Hei de ter nascido sob uma boa estrela, pois já desfrutei de inúmeras experiências extraordinárias. Poucas, porém, mais transcendentais, translúcidas e transformadoras do que o show da banda Grateful Dead, que assisti no outono de 1986, no Giants Stadium, em Nova York. Foi um batismo, uma confissão, uma comunhão e sua confirmação. Em suma, um rito de passagem, uma liturgia, uma cerimônia iniciática.

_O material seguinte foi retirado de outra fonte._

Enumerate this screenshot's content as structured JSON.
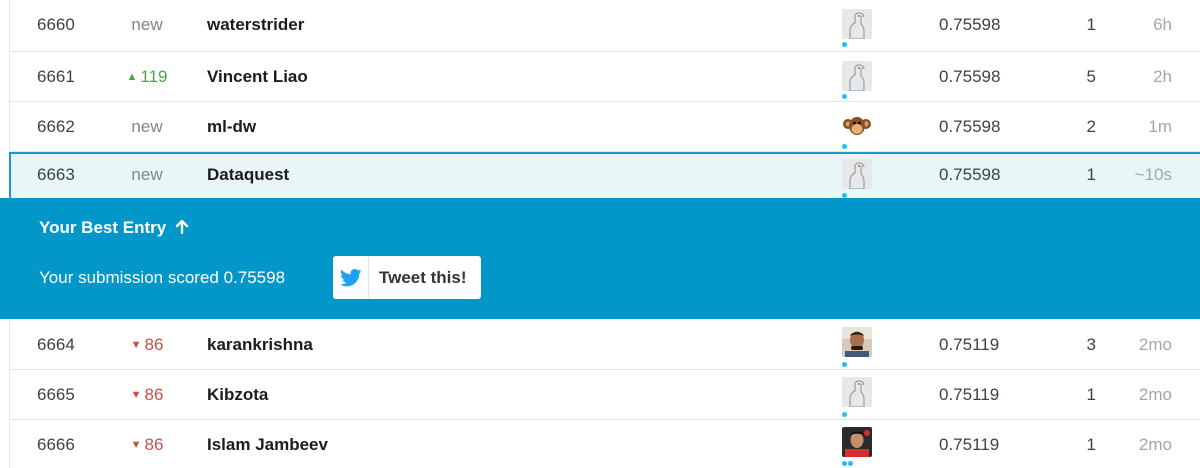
{
  "leaderboard": {
    "rows_top": [
      {
        "rank": "6660",
        "delta": "new",
        "team": "waterstrider",
        "score": "0.75598",
        "entries": "1",
        "last": "6h",
        "avatar": "default-ostrich-avatar"
      },
      {
        "rank": "6661",
        "delta": "119",
        "delta_dir": "up",
        "team": "Vincent Liao",
        "score": "0.75598",
        "entries": "5",
        "last": "2h",
        "avatar": "default-ostrich-avatar"
      },
      {
        "rank": "6662",
        "delta": "new",
        "team": "ml-dw",
        "score": "0.75598",
        "entries": "2",
        "last": "1m",
        "avatar": "monkey-avatar"
      },
      {
        "rank": "6663",
        "delta": "new",
        "team": "Dataquest",
        "score": "0.75598",
        "entries": "1",
        "last": "~10s",
        "avatar": "default-ostrich-avatar"
      }
    ],
    "rows_bottom": [
      {
        "rank": "6664",
        "delta": "86",
        "delta_dir": "down",
        "team": "karankrishna",
        "score": "0.75119",
        "entries": "3",
        "last": "2mo",
        "avatar": "person-photo-avatar"
      },
      {
        "rank": "6665",
        "delta": "86",
        "delta_dir": "down",
        "team": "Kibzota",
        "score": "0.75119",
        "entries": "1",
        "last": "2mo",
        "avatar": "default-ostrich-avatar"
      },
      {
        "rank": "6666",
        "delta": "86",
        "delta_dir": "down",
        "team": "Islam Jambeev",
        "score": "0.75119",
        "entries": "1",
        "last": "2mo",
        "avatar": "person-photo-avatar"
      }
    ]
  },
  "banner": {
    "title": "Your Best Entry",
    "title_icon": "arrow-up-icon",
    "message": "Your submission scored 0.75598",
    "tweet_label": "Tweet this!",
    "tweet_icon": "twitter-bird-icon"
  },
  "colors": {
    "banner_bg": "#0297c9",
    "highlight_row_bg": "#e8f6f7",
    "highlight_border": "#1a9acb",
    "rank_up": "#4aa83f",
    "rank_down": "#c9504a",
    "twitter_blue": "#1da1f2"
  }
}
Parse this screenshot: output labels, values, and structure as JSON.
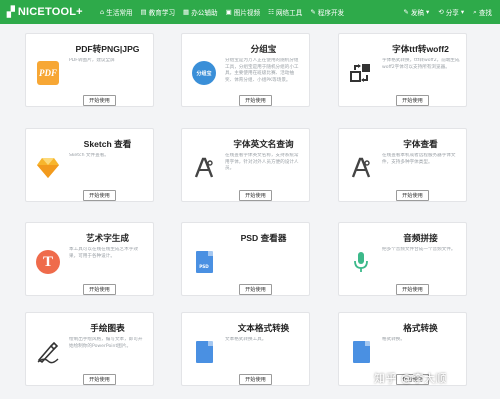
{
  "header": {
    "logo_text": "NICETOOL+",
    "nav": [
      {
        "icon": "home-icon",
        "glyph": "⌂",
        "label": "生活常用"
      },
      {
        "icon": "book-icon",
        "glyph": "▤",
        "label": "教育学习"
      },
      {
        "icon": "office-icon",
        "glyph": "▦",
        "label": "办公辅助"
      },
      {
        "icon": "image-icon",
        "glyph": "▣",
        "label": "图片视频"
      },
      {
        "icon": "network-icon",
        "glyph": "☷",
        "label": "网络工具"
      },
      {
        "icon": "code-icon",
        "glyph": "✎",
        "label": "程序开发"
      }
    ],
    "right": {
      "publish": "发稿",
      "share": "分享",
      "search": "查找"
    }
  },
  "tools": [
    {
      "title": "PDF转PNG|JPG",
      "desc": "PDF转图片，建议全屏",
      "button": "开始使用",
      "icon": "pdf-icon",
      "icon_text": "PDF",
      "color": "#f7a735"
    },
    {
      "title": "分组宝",
      "desc": "分组宝是为万人正在使用的随机分组工具，分组宝是用于随机分组的小工具，主要使用在班级比赛、活动抽奖、体育分组、小组PK等场景。",
      "button": "开始使用",
      "icon": "group-icon",
      "icon_text": "分组宝",
      "color": "#3a8fd8"
    },
    {
      "title": "字体ttf转woff2",
      "desc": "字体格式转换，ttf转woff2，前端生成woff2字体可以支持所有浏览器。",
      "button": "开始使用",
      "icon": "font-convert-icon",
      "color": "#333333"
    },
    {
      "title": "Sketch 查看",
      "desc": "Sketch 文件查看。",
      "button": "开始使用",
      "icon": "sketch-icon",
      "color": "#f7b52c"
    },
    {
      "title": "字体英文名查询",
      "desc": "在线查看字体英文名称，支持系统常用字体，针对对外人员方便的设计人员。",
      "button": "开始使用",
      "icon": "font-search-icon",
      "color": "#444444"
    },
    {
      "title": "字体查看",
      "desc": "在线查看本机或者远程服务器字体文件，支持多种字体类型。",
      "button": "开始使用",
      "icon": "font-view-icon",
      "color": "#444444"
    },
    {
      "title": "艺术字生成",
      "desc": "本工具可以在线在线生成艺术字效果，可用于各种设计。",
      "button": "开始使用",
      "icon": "art-text-icon",
      "icon_text": "T",
      "color": "#ef6b4b"
    },
    {
      "title": "PSD 查看器",
      "desc": "",
      "button": "开始使用",
      "icon": "psd-icon",
      "icon_text": "PSD",
      "color": "#4a90e2"
    },
    {
      "title": "音频拼接",
      "desc": "把多个音频文件合成一个音频文件。",
      "button": "开始使用",
      "icon": "mic-icon",
      "color": "#3cb98a"
    },
    {
      "title": "手绘图表",
      "desc": "绘制出手绘风格，编写文本，即可开始绘制你的PowerPoint图片。",
      "button": "开始使用",
      "icon": "hand-draw-icon",
      "color": "#333333"
    },
    {
      "title": "文本格式转换",
      "desc": "文本格式转换工具。",
      "button": "开始使用",
      "icon": "text-file-icon",
      "color": "#4a90e2"
    },
    {
      "title": "格式转换",
      "desc": "格式转换。",
      "button": "开始使用",
      "icon": "file-icon",
      "color": "#4a90e2"
    }
  ],
  "watermark": "知乎 @李大顺"
}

Para quem nunca ouviu falar do Grateful Dead, ou ouviu, mas não está familiarizado com o que esse grupo significou para a contracultura, a cena psicodélica e o florescimento no movimento hippie, minhas hipérboles podem soar exageradas. Mas são até modestas diante da catarse coletiva que presenciei e da qual tomei parte de corpo e alma e aura.
O Grateful Dead iniciou sua carreira em 1964 em circunstâncias jamais vividas antes, ou depois, por nenhuma banda de rock: eles eram responsáveis pela trilha sonora dos chamados Acid Tests postos em prática pelo escritor Ken Kesey. Autor do clássico Um Estranho no Ninho, Kesey fora um dos voluntários recrutados pela CIA para tomar LSD – sendo pago para isso! Sim, a CIA, sempre incompetente e malévola, aventou a possiblidade de borrifar a água dos russos com o ácido lisérgico, durante a Guerra Fria. Sei que parece (duplamente) loucura, mas está tudo bem documentado. Kesey e o psicólogo Timothy Leary, entre outros, tomaram o produto – e adoraram. Os agentes da CIA concluíram então que era melhor abortar o plano. Tarde demais.
A banda Grateful Dead não só abriu as portas da percepção: arrancou-as de vez dos batentes"
Leary e Kesey saíram da experiência dispostos a encharcar não as caixas d'água mas os cérebros dos EUA com LSD. Kesey reformou um velho ônibus escolar, tingiu-o com todas as cores do arco-íris, arregimentou o inigualável Neal Cassady (consagrado como Dean Moriarty no livro On the Road, de Kerouac) para ser o motorista daquela nau dos insensatos e convenceu o Grateful Dead a fazer as vezes de flautista de Hamelin: a banda tocava seu som suavemente acachapante, lançando uma onda sonora repleta de nuances e sobretons que atraía milhares de desavisados, aos quais eram ofertados os mágicos tabletes. Cabe lembrar que até 1966 o LSD era legal: quem o proibiu foi o ator medíocre, dedo-duro e pessoa nefasta Ronald Reagan.
O ácido caiu na ilegalidade, Ken Kesey e Timothy Leary chegaram a ser presos – e não Reagan, veja só. Mas o Grateful Dead seguiu livre e solto, induzindo milhões de pessoas do mundo todo a não só abrirem as portas da percepção, mas arrancarem-nas dos batentes. Até chegar a minha vez de bater às portas do paraíso e vê-las escancaradas para que eu penetrasse naquele mundo onde o céu é amarelo e o sol é azul. Só que meu tempo e espaço findaram-se antes que pudesse contar o que rolou no Giants Stadium 35 anos atrás. Mas ainda me parece que foi depois de amanhã.